Em 1951, aos 16 anos, foi forçado a ir morar com o pai no bairro de Cocotá, na ilha do Governador. Foram muitas brigas com o pai e com Helena. Por causa disso foi colocado em colégio internos, o que só aumentou a distância entre pai e filho. Só deixou o internato aos 18 anos, indo depois estudar economia na Universidade Candido Mendes. Paralelamente aos estudos universitários inicia sua carreira musical. Ele se formou em economia, mas nunca exerceu a profissão.

MAU – Movimento Artístico Universitário

Por volta de 1965 integra o MAU, Movimento Artístico Universitário, um grupo de artistas que se reunia na casa do psiquiatra Aluizio Porto Carreiro de Miranda.
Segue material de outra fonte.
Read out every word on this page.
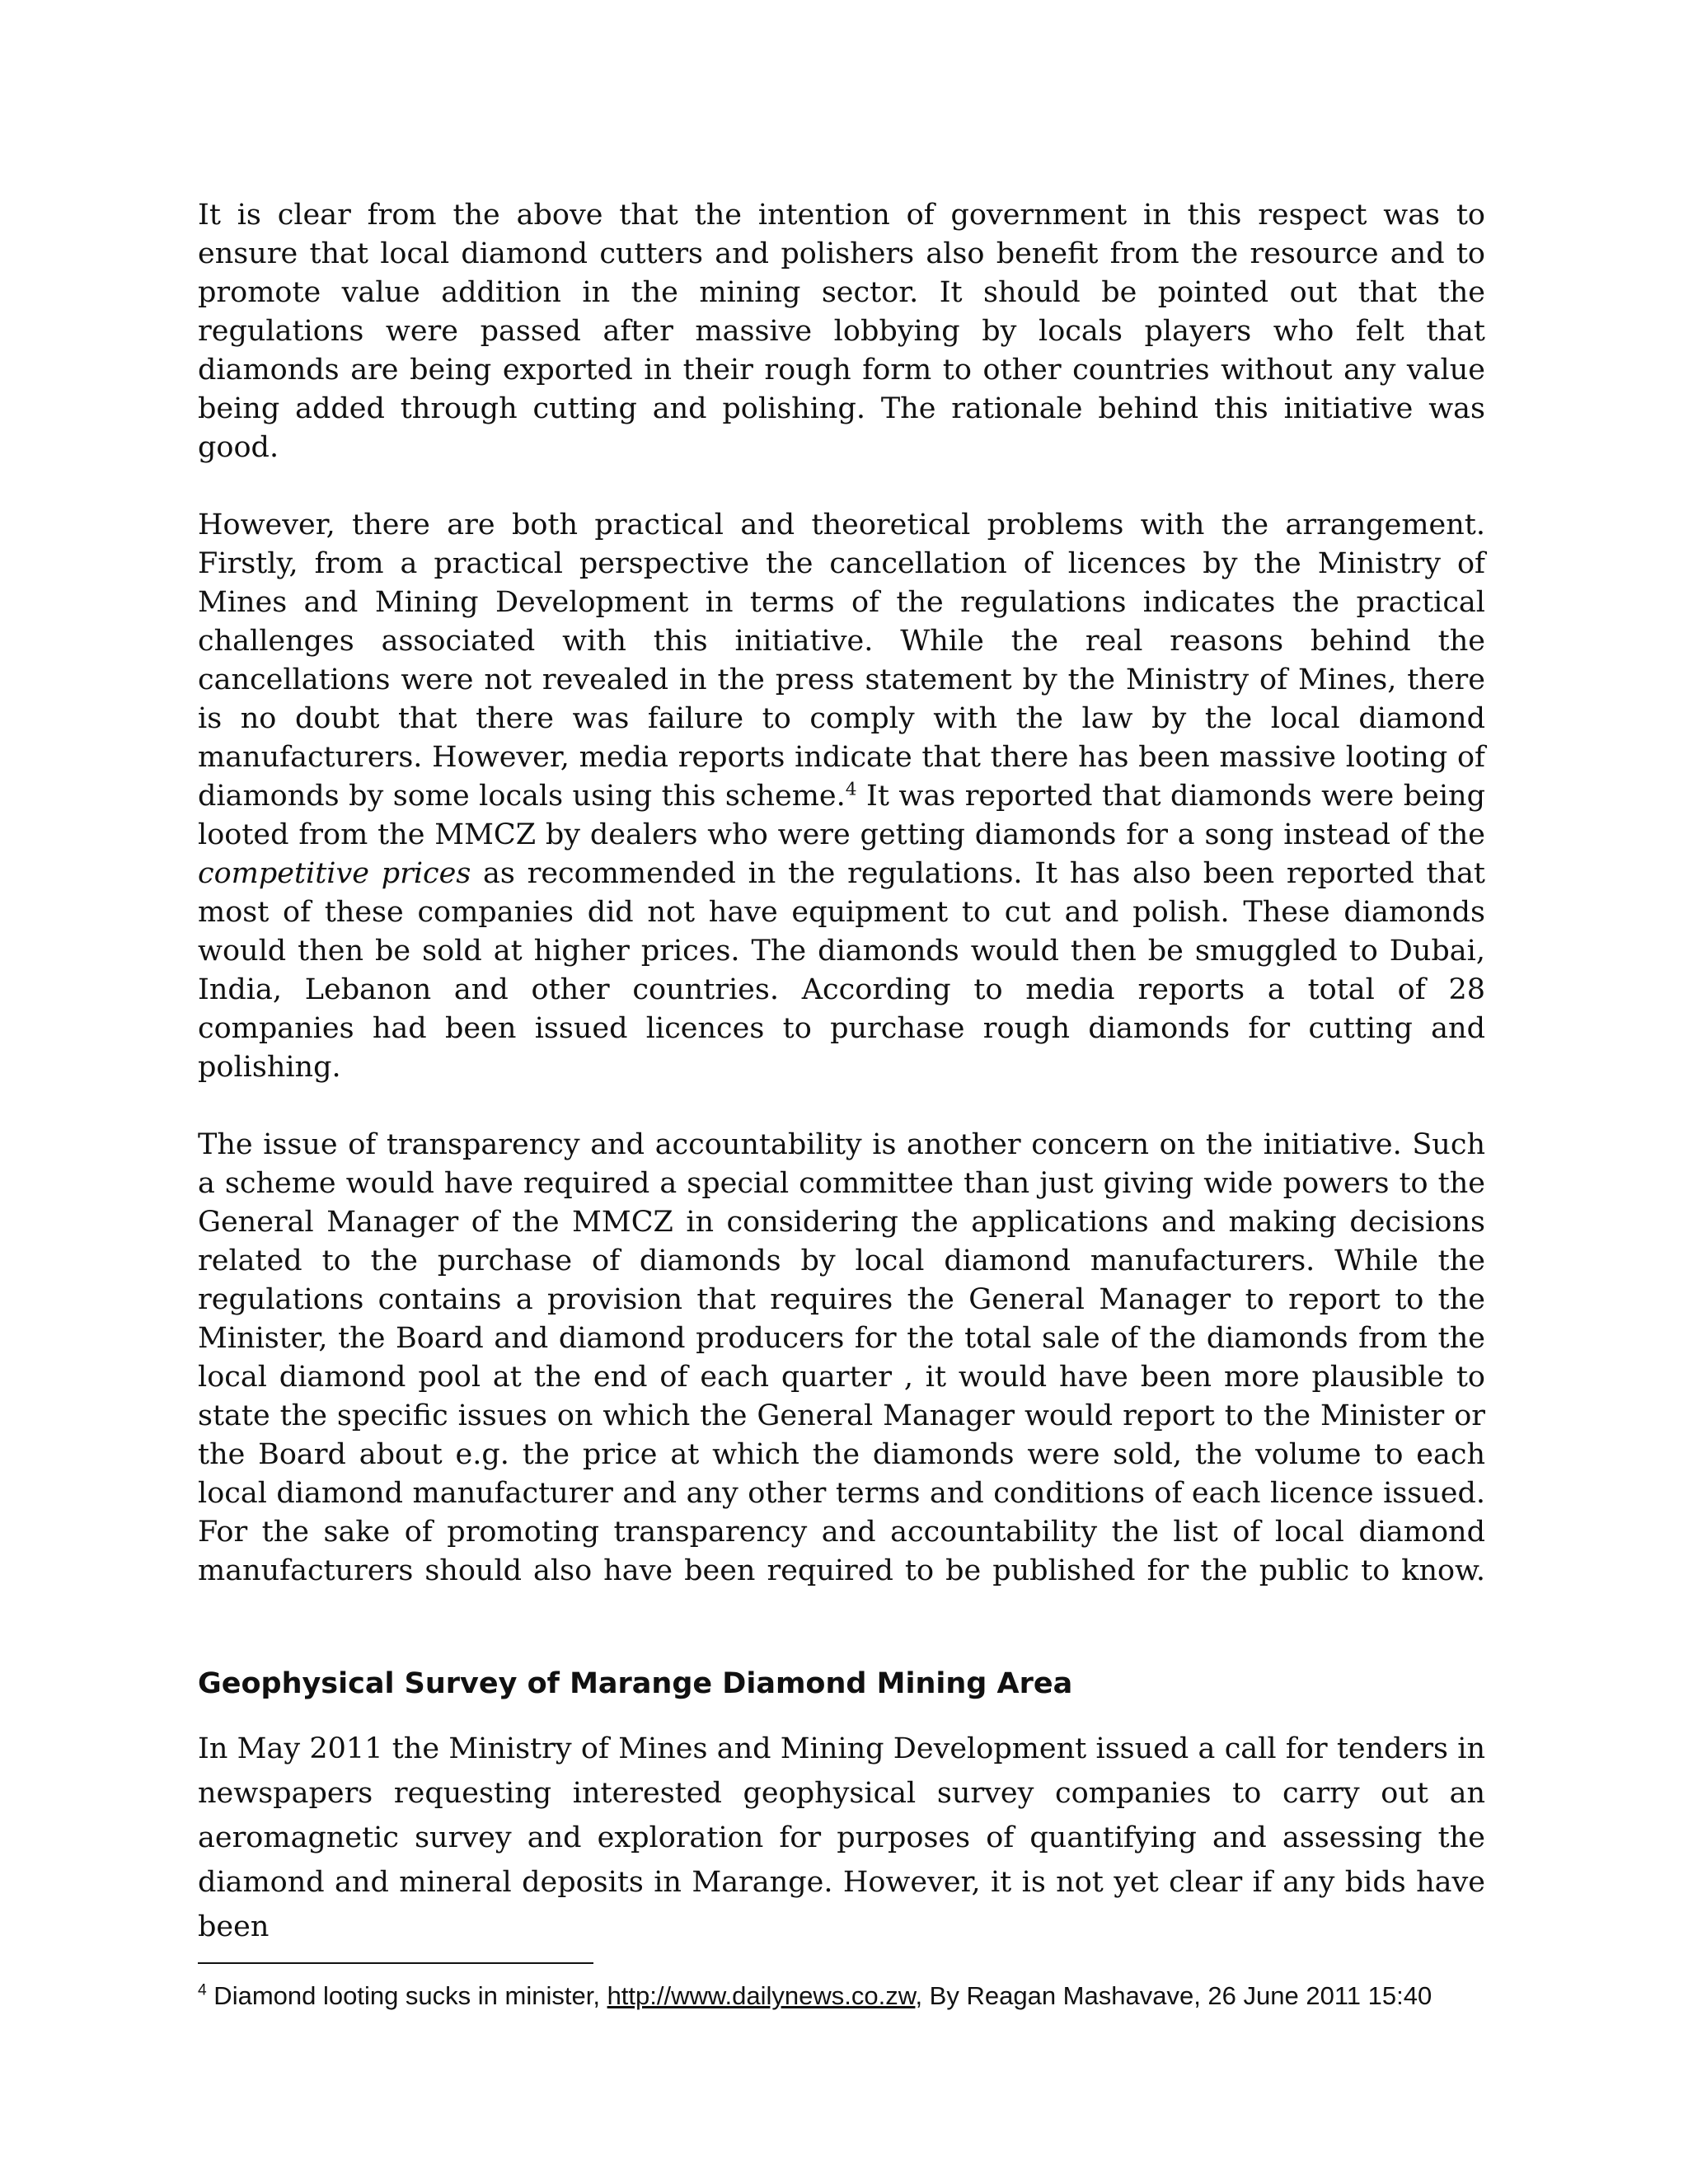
It is clear from the above that the intention of government in this respect was to ensure that local diamond cutters and polishers also benefit from the resource and to promote value addition in the mining sector. It should be pointed out that the regulations were passed after massive lobbying by locals players who felt that diamonds are being exported in their rough form to other countries without any value being added through cutting and polishing. The rationale behind this initiative was good.

However, there are both practical and theoretical problems with the arrangement. Firstly, from a practical perspective the cancellation of licences by the Ministry of Mines and Mining Development in terms of the regulations indicates the practical challenges associated with this initiative. While the real reasons behind the cancellations were not revealed in the press statement by the Ministry of Mines, there is no doubt that there was failure to comply with the law by the local diamond manufacturers. However, media reports indicate that there has been massive looting of diamonds by some locals using this scheme.$^4$ It was reported that diamonds were being looted from the MMCZ by dealers who were getting diamonds for a song instead of the competitive prices as recommended in the regulations. It has also been reported that most of these companies did not have equipment to cut and polish. These diamonds would then be sold at higher prices. The diamonds would then be smuggled to Dubai, India, Lebanon and other countries. According to media reports a total of 28 companies had been issued licences to purchase rough diamonds for cutting and polishing.

The issue of transparency and accountability is another concern on the initiative. Such a scheme would have required a special committee than just giving wide powers to the General Manager of the MMCZ in considering the applications and making decisions related to the purchase of diamonds by local diamond manufacturers. While the regulations contains a provision that requires the General Manager to report to the Minister, the Board and diamond producers for the total sale of the diamonds from the local diamond pool at the end of each quarter , it would have been more plausible to state the specific issues on which the General Manager would report to the Minister or the Board about e.g. the price at which the diamonds were sold, the volume to each local diamond manufacturer and any other terms and conditions of each licence issued. For the sake of promoting transparency and accountability the list of local diamond manufacturers should also have been required to be published for the public to know.

Geophysical Survey of Marange Diamond Mining Area

In May 2011 the Ministry of Mines and Mining Development issued a call for tenders in newspapers requesting interested geophysical survey companies to carry out an aeromagnetic survey and exploration for purposes of quantifying and assessing the diamond and mineral deposits in Marange. However, it is not yet clear if any bids have been

$^4$ Diamond looting sucks in minister, http://www.dailynews.co.zw, By Reagan Mashavave, 26 June 2011 15:40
Aluizio, que foi instrumentista do Cassino da Urca na década de 40, costumava receber seus antigos companheiros, criando um ambiente que atraiu os novos artistas cariocas. Os principais nomes do MAU eram Ivan Lins, Aldir Blanc, Gonzaguinha, César Costa Filho, Sidney Mattos, Otávio Bonfá e muitos outros. O objetivo do MAU era unir os compositores universitário e deste modo facilitar a divulgação de suas obras. O grupo procurava mostrar uma unidade, a despeito das diferenças nos estilos musicais e nos discursos de seus vários integrantes.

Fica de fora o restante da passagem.